Я не люблю печенье с кокосом, но отказываться неудобно. Марципан катится обратно к своему столу.
— Ты что знаешь о красках? — спрашивает он меня.
О красках я знаю только то, что они противно воняют и пачкаются, но, спросите любого консультанта по набору раб. силы, такой ответ был бы концом любого интервью. А тот факт, что я попал к Марципану на интервью, у меня теперь не вызывает никакого сомнения. И мой ответ должен быть позитивным, лаконичным и быстрым, а смыслу в нем быть не обязательно.
— У нас есть большой выбор отличных красок на любой вкус и для каждого покупателя, — отвечаю я бодро, нахально и достаточно быстро.
Несмотря на то, что я никак не работник Хоум Центра, я делаю упор на «у нас», как бы причисляя себя к общему делу торговли хозтоварами, которое я всего лишь охраняю. Марципан шумно отхлебывает горячий кофе и смотрит на меня с интересом.

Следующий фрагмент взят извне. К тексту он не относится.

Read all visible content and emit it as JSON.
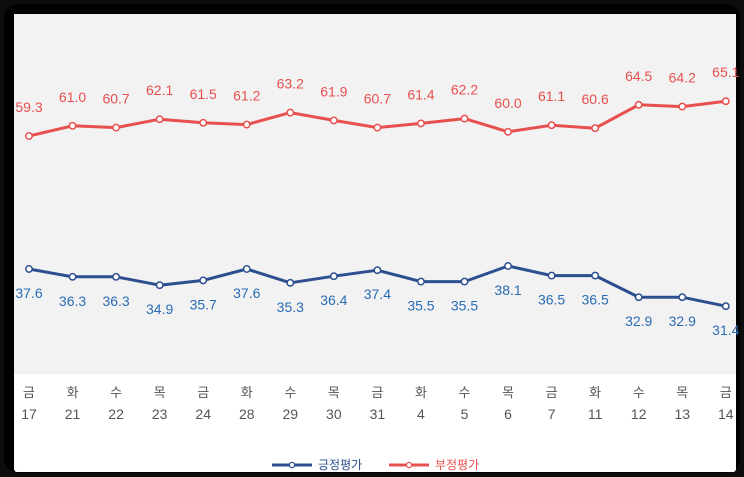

— Ты интеллигентный молодой человек, — произносит он.
В переводе это означает: «Оказывается, этот старый хрен еще способен что-то соображать». Я жду продолжения.

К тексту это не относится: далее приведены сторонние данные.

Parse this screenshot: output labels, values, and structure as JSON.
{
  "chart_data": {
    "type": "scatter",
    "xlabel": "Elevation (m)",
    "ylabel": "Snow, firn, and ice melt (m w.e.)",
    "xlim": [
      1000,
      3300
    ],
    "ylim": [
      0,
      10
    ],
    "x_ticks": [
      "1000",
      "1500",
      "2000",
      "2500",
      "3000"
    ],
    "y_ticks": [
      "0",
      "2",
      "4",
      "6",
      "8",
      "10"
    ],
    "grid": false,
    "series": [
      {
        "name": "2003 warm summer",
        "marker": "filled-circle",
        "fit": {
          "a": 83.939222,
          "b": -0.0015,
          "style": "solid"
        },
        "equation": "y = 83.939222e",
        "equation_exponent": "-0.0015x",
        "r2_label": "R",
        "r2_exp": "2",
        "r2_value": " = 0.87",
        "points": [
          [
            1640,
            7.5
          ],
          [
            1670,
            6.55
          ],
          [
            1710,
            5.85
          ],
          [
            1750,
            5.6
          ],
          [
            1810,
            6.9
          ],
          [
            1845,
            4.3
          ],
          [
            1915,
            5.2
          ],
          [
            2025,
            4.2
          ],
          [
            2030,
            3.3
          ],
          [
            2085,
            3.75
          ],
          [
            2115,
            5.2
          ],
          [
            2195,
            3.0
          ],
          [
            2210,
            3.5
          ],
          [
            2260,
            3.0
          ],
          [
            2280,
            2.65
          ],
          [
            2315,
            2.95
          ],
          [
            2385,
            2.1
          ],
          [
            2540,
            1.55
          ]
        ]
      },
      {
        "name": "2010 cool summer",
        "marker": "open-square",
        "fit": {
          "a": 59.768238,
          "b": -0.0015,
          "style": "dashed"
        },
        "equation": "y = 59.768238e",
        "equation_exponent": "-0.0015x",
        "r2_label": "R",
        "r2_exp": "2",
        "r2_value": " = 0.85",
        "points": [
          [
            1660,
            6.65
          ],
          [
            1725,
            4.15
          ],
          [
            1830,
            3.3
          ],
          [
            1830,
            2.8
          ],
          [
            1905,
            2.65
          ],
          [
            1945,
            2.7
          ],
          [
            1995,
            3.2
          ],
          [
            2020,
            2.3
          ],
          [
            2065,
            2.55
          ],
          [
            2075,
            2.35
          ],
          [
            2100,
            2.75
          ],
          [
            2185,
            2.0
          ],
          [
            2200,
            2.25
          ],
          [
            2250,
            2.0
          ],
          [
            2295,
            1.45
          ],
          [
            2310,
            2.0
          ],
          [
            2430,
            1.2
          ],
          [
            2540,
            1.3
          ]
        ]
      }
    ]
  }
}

— Шмулик уходит, — Марципан, щурясь от напряжения, делает попытку разгрызть кокосовое печенье и бросает его в корзину для бумаг. — Ты знаешь Шмулика? — задает он риторический вопрос.
Ну кто в нашем небольшом городке (так и хочется назвать его уездным городом N), не знает Шмулика из Хоум Центра, ведь он — вылитый Дуду из рекламы: средних лет лысоватый мужичок в белой майке и красном комбинезоне. Шмулика, которого покупатели «узнают» и братски хлопают по плечу, за которым табунами бегают дети и фотографируются с помощью мобильника на фоне картонной рекламы Дуду.
— А что такое? — осторожно спрашиваю я.
— Семейный бизнес, — Марципан бросает в корзину бумажный стаканчик с недопитым кофе и снова обзывает меня интеллигентным молодым человеком. — В общем так, я хочу, чтобы ты заступил на его место…
В моей голове мгновенно проносится целый вихрь: это значит, что я попаду в штат Хоум Центра; это значит, что у меня будет больше зарплата, а если дела пойдут хорошо, то и какие-никакие бонусы от продаж; это значит, что я буду работать одну смену в день вместо своих обычных полутора; это значит, что у меня появятся хотя бы минимальные социальные условия. А если одним словом, то вместо полураба я стану человеком — мечта каждого охранника на птичьих правах. И, может быть, я смогу, наконец, купить машину, чтобы по субботам не сидеть дома и зависеть от чужой милости.
— Получать пока будешь, сколько сейчас, а потом — как дела пойдут, — диктует Марципан. — Они этого не любят, — он подразумевает мою компанию по охране, которая не дает работникам поступать на работу в места, которые они охраняют. — Но ты мне нравишься.